Researchers at the Yong Loo Lin School of Medicine at the National University of Singapore (NUS Medicine) are working on a therapy that could treat patients with epilepsy, a neurological disorder defined by recurrent seizures due to abnormal brain activity .

Led by Research Assistant Professor Huang Hua from the Department of Physiology and Electrophysiology at NUS Medicine, they tested a new gene therapy approach for a rare genetic form of epilepsy linked to a mutation in the KCNA2 gene in the human brain, which is associated with recurrent seizures.

A specialized treatment called Gapmer antisense oligonucleotide (ASO) is designed to specifically target and break down defective ribonucleic acids (RNA) while keeping normal gene function intact. Use of this RNA therapy resulted in a notable decrease in a problematic potassium channel protein encoded in the KCNA2 gene, which helped restore normal potassium flow and reduce excessive neuronal activity linked to epilepsy .

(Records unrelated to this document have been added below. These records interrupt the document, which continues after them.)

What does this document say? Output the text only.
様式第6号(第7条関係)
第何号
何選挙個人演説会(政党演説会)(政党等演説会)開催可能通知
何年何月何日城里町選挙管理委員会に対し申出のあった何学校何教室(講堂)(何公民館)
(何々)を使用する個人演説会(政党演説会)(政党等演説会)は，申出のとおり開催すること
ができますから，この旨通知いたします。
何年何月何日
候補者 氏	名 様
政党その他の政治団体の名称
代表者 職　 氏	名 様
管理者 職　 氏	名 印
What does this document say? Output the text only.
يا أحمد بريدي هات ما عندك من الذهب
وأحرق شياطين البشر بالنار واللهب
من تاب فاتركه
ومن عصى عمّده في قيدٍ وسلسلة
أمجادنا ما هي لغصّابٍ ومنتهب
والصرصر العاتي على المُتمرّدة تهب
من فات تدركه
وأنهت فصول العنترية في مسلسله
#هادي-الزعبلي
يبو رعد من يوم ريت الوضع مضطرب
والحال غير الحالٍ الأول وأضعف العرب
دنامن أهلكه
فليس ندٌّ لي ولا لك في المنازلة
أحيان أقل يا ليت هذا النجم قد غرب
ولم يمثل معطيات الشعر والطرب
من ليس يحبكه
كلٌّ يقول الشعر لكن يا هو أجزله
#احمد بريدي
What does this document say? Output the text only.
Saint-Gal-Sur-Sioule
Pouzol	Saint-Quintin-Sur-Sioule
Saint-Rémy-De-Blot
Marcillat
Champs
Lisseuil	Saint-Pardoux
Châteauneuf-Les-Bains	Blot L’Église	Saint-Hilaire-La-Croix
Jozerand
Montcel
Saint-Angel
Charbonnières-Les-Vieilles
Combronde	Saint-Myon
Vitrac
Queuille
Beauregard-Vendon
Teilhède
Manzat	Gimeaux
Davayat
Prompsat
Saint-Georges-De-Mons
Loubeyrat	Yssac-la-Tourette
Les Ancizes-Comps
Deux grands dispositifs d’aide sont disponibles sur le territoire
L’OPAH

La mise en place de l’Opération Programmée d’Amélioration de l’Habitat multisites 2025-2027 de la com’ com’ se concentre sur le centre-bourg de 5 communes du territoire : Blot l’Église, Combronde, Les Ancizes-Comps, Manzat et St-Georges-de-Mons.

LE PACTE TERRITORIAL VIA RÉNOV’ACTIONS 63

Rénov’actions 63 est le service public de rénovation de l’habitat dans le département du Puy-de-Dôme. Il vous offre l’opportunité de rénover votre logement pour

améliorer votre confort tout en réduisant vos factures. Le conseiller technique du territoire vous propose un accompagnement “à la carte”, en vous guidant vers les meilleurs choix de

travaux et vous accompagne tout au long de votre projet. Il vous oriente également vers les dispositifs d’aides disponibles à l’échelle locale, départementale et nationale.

Assistant Professor Huang said: “Epilepsy is associated with hyperexcitable neurons, and potassium helps dampen excitability levels. The potassium channel encoded by KCNA2 is like a gate that controls the flow of potassium ions to the surface of cells, when the gene is mutated the gate no longer functions and potassium cannot be released to control neuronal activity, which leads to epilepsy.

“Our therapy targets the faulty RNA in the gene and ‘fixes the door,’ so potassium can flow and regulate neuronal activity levels.”

Published in Molecular therapy – Nucleic acidsThe research study was conducted on in vitro cell samples. The research began in 2021, when the team was approached by the family of an infant suffering from multiple generalized seizures resistant to several medications and conventional treatments.

Although the research is in its early stages and will need further testing in laboratory models before moving into clinical trials, the remarkable research results provide hope that the therapy can be administered to patients suffering from severe epilepsy caused by channelopathies (genetic disorders). caused by abnormalities in the ion channels of cells, in the next 10 to 20 years.

The new Gapmer technology the research team is working on could also be adapted to target other mutations in the same or other ion channel genes, opening up the possibility of creating personalized treatments for different KCNA2-related problems, offering potentially promising results for affected patients. rare forms of epilepsy that do not respond to standard medications.

Professor Soong Tuck Wah from the Department of Physiology and Electrophysiology at NUS Medicine, co-author of the study, said: “Our research not only aims to address the unique challenges posed by this specific mutation, but also arises from efforts of our team. desire to improve the quality of life of patients.

“Since the therapy has shown promise in targeting a specific genetic mutation causing epilepsy, we hope to eventually provide new treatment options for patients suffering from this and other similar genetic mutations.”